We recently borrowed Seven Brides for Seven Brothers and Frida from some friends. While completely different movies I don’t have enough on either of them for full reviews so I’m bunching them up in the same post.
Seven Brides for Seven Brothers is a pretty by-the-books MGM musical. It is based on a book entitled The Sobbin’ Women which is in turn based on a Roman story titled The Rape of the Sabine Women. Which, like the title implies is about the kidnapping and rape of several young women who eventually come to ‘love’ their captors. How someone decided to make a musical out of this one wonders.
The movie is very sexist. The oldest brother, Adam (Howard Keel), sets out at the beginning of the movie to find a wife. He doesn’t do this because he is lonesome, or loveless, or in need of company. No, he seeks a wife because he lives in the mountains with six brothers and they need someone to cook for them and clean up after them. Even his method of finding a wife is pretty awful. He comes to town to shop for various goods and reckons to add a wife to that list. The remainder of the story focuses on the wife he finds, named Millie (Jane Powell), and how she manages to turn the brothers into refined gentlemen. The original story figures in with a kidnapping plot designed to win the hearts of potential brides for the remaining single brothers.
Sexist plot aside Seven Brides really does sparkle as a gem in the musical hat of MGM. This can be mainly attributed to some fine songs by Johnny Mercer (including the hillbilly charm of “Bless Your Beautiful Hide”) and some incredible choreography by Michael Kid. The ‘Barn Raising’ scene is worth the price of the ticket alone. Add to that the subtle beauty of ‘Lonesome Polecat’ and you have a winner.
I have personal memories of this film being watched in a dormitory lobby in college. Some bubbly friends of mine insisted that we had to watch it immediately after finding I had never seen it. They proceeded to quote most of the lines, sing every song, and practically dance along with every scene. They did so with such energy that I was swept along as well, hardly paying attention to the jokes or the plot. Upon viewing it again I couldn’t help but remember that enthusiasm, but this time I was unable to miss the bothersome plot.

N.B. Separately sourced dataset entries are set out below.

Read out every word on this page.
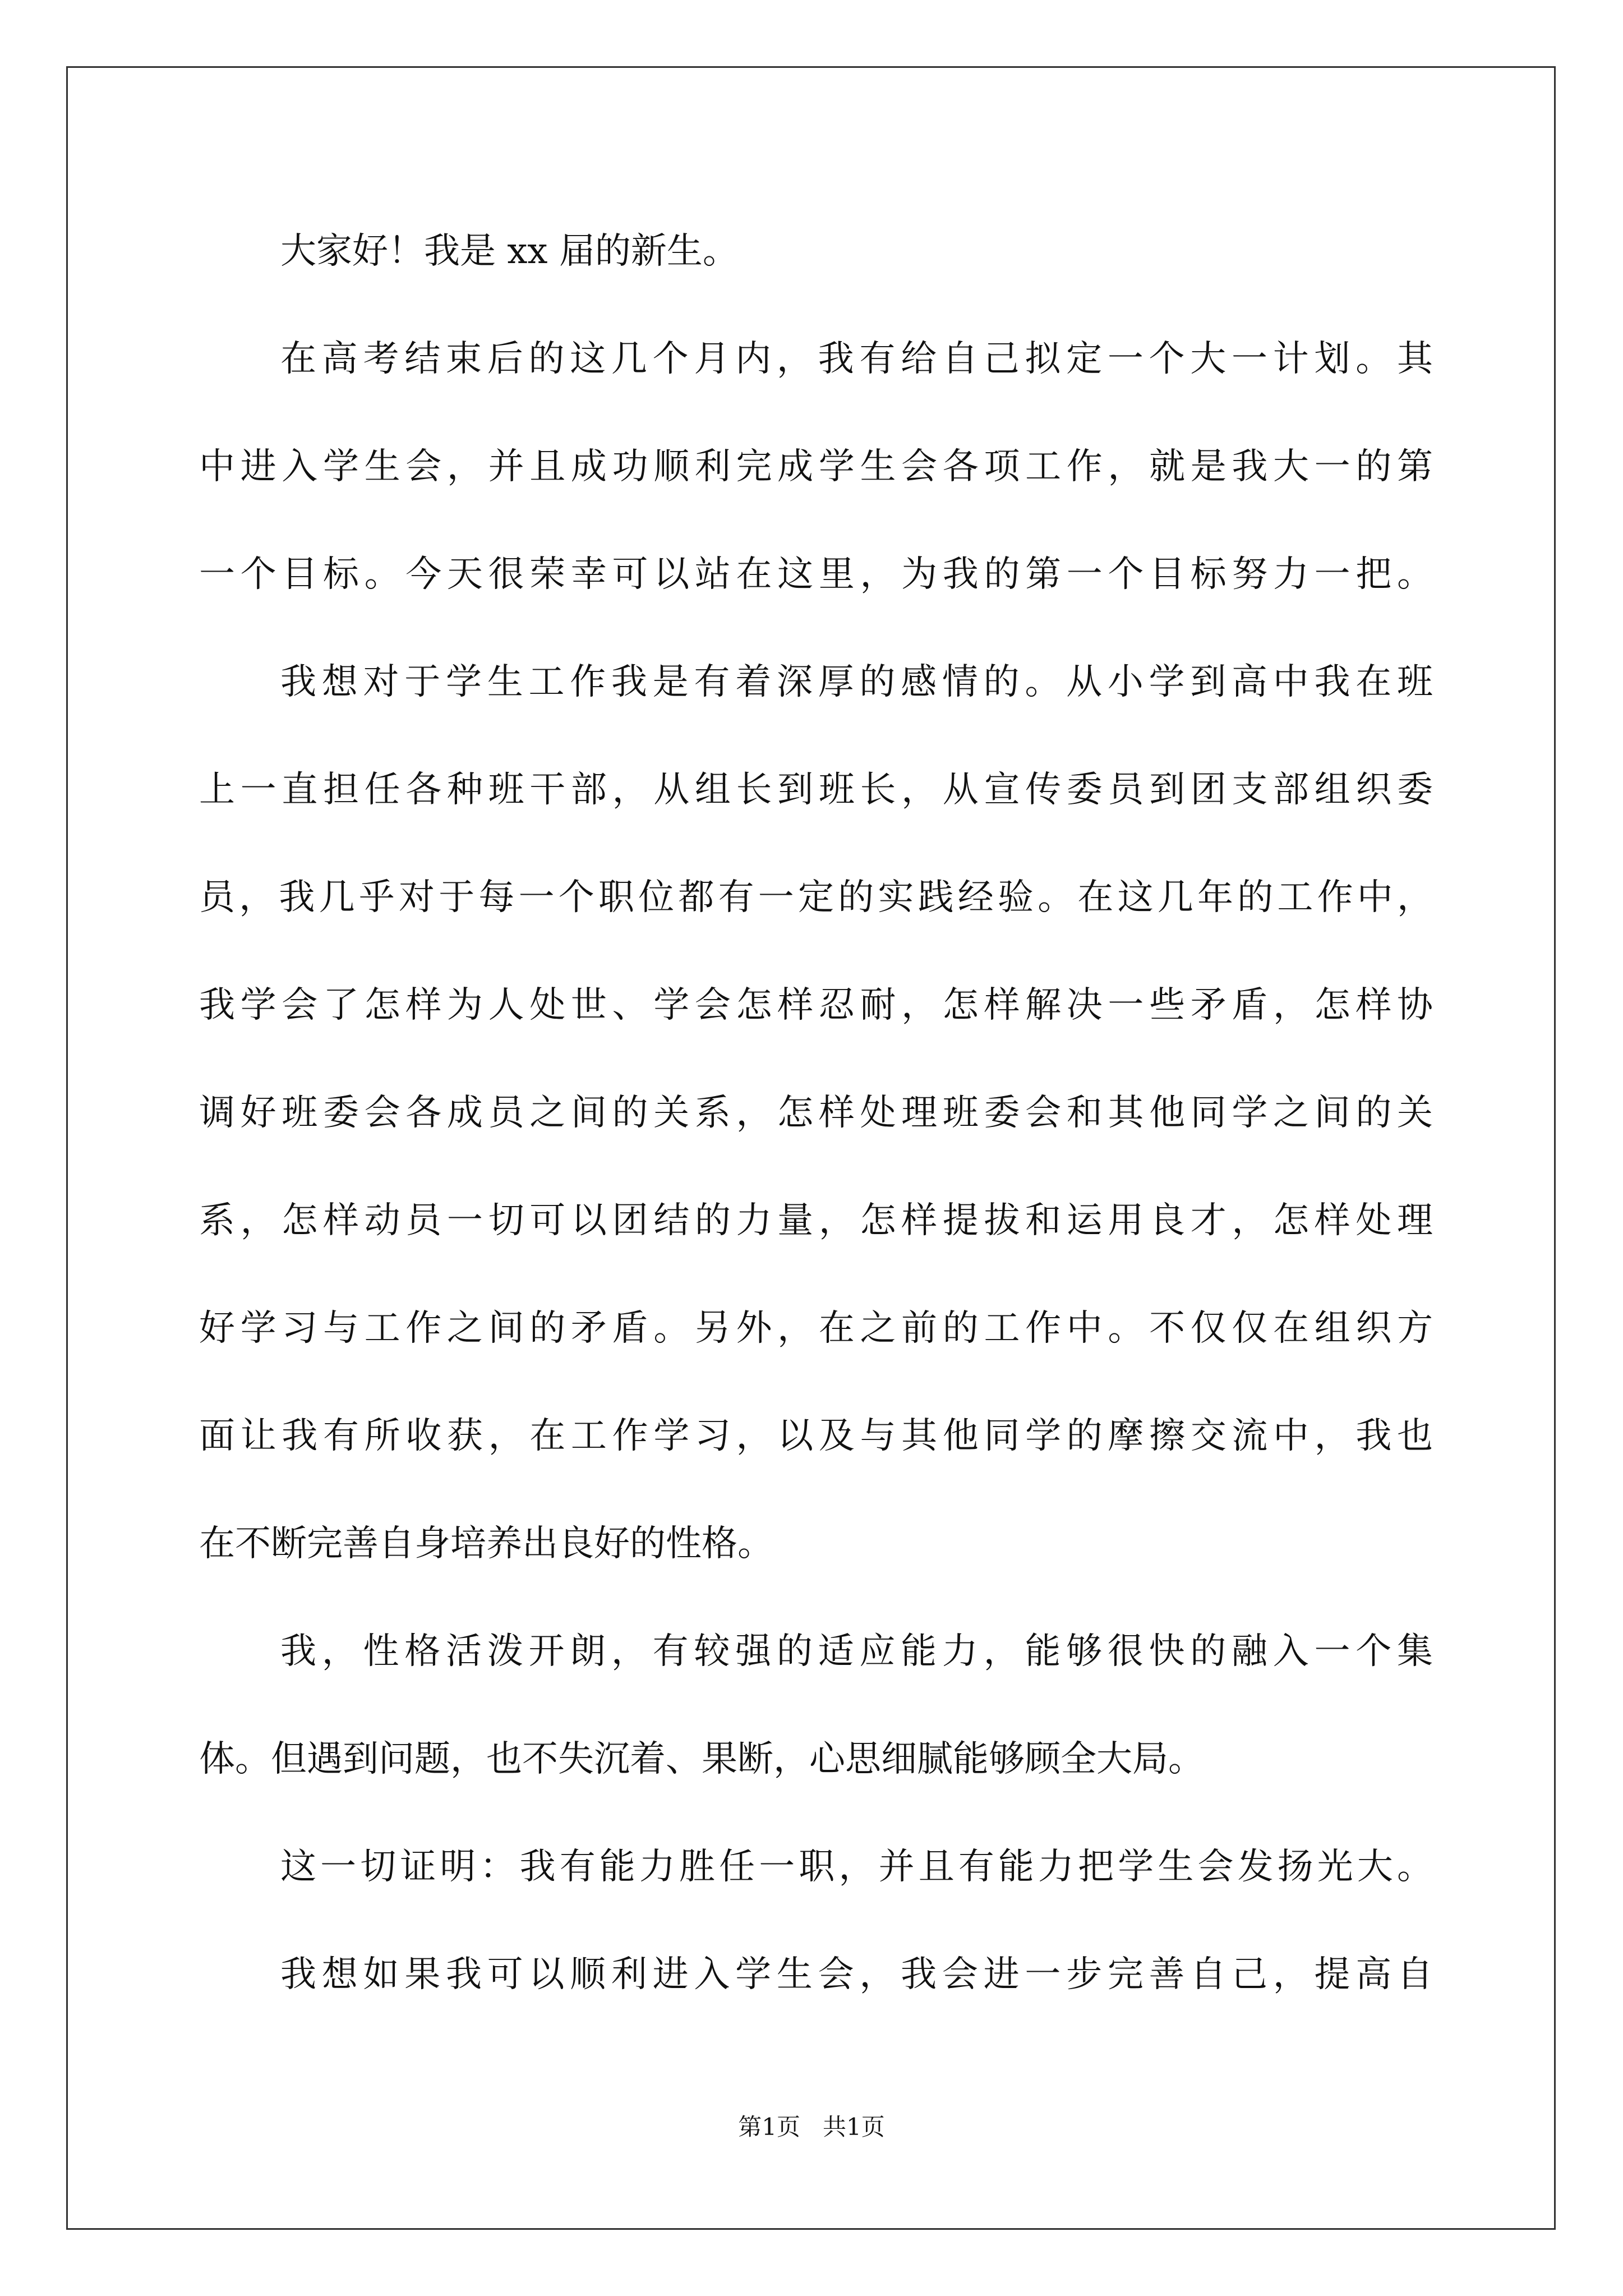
大家好！我是 xx 届的新生。
在高考结束后的这几个月内，我有给自己拟定一个大一计划。其
中进入学生会，并且成功顺利完成学生会各项工作，就是我大一的第
一个目标。今天很荣幸可以站在这里，为我的第一个目标努力一把。
我想对于学生工作我是有着深厚的感情的。从小学到高中我在班
上一直担任各种班干部，从组长到班长，从宣传委员到团支部组织委
员，我几乎对于每一个职位都有一定的实践经验。在这几年的工作中，
我学会了怎样为人处世、学会怎样忍耐，怎样解决一些矛盾，怎样协
调好班委会各成员之间的关系，怎样处理班委会和其他同学之间的关
系，怎样动员一切可以团结的力量，怎样提拔和运用良才，怎样处理
好学习与工作之间的矛盾。另外，在之前的工作中。不仅仅在组织方
面让我有所收获，在工作学习，以及与其他同学的摩擦交流中，我也
在不断完善自身培养出良好的性格。
我，性格活泼开朗，有较强的适应能力，能够很快的融入一个集
体。但遇到问题，也不失沉着、果断，心思细腻能够顾全大局。
这一切证明：我有能力胜任一职，并且有能力把学生会发扬光大。
我想如果我可以顺利进入学生会，我会进一步完善自己，提高自
第1页   共1页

In the end, one must realize the time and place this movie came from without overlooking what is a pretty disturbing bit of plotting. The songs and the movements will most assuredly win most of the skeptics over though.
When Frida was released into theatres I had absolutely no desire to see it. I’m not a fan of Salma Hayek, biopics in general, and biopics about artists especially. Add to that my zero knowledge about the artist Frida herself and the movie’s fate was sealed into never being seen by the likes of me. However, my general lack of new movies here in France and being able to borrow them from a friend for free helped me to reconsider watching it. When I realized it was directed by Julie Taymor who also directed a marvelously beautiful version of Titus then I was actually excited by it (almost).
Like Titus, Frida is an amazingly visual movie. Taymor, who is known mainly for her Broadway adaptation of the Lion King, has an artist’s eye for visual flair. She has found a way to take something as static as a painting and made it alive. Throughout the film, she recreates several of Frida’s works and makes them a part of the action. It’s impossible to explain on paper (or cyberspace) but what she creates is something pure magic.
I can’t say how accurately Frida is portrayed in this movie. The picture we get is of a rather flawed woman who lived with a great deal of suffering. Her suffering comes in both physical ways (stemming from an accident early in life) and emotionally (from a cheating husband and her own mistakes). Yet it is this suffering that creates such remarkable art. Taymor manages to create an interesting and moving story within her excellent images.
Both Salma Hayek and Alfred Molina pull out excellent performances. I was especially impressed with Molina portraying the very flawed and yet sympathetic Diego. I had pretty much written this actor off after playing Doc Oc in the highly overrated Spider-man 2. But here he shows a real sensitivity to his character. Don’t be fooled by the billing of this film. The cover of the DVD would have you believe that Ed Norton, Antonio Banderas, Ashley Judd, and Geoffrey Rush all star in it. In fact, with the exception of Geoffrey Rush, all of them have, what amounts to cameos in the picture. Rush is in the movie a bit more, but I wouldn’t call even that a starring role.
Though neither Seven Brides or Frida are perfect films. Both of them win you over with sheer energy and charm.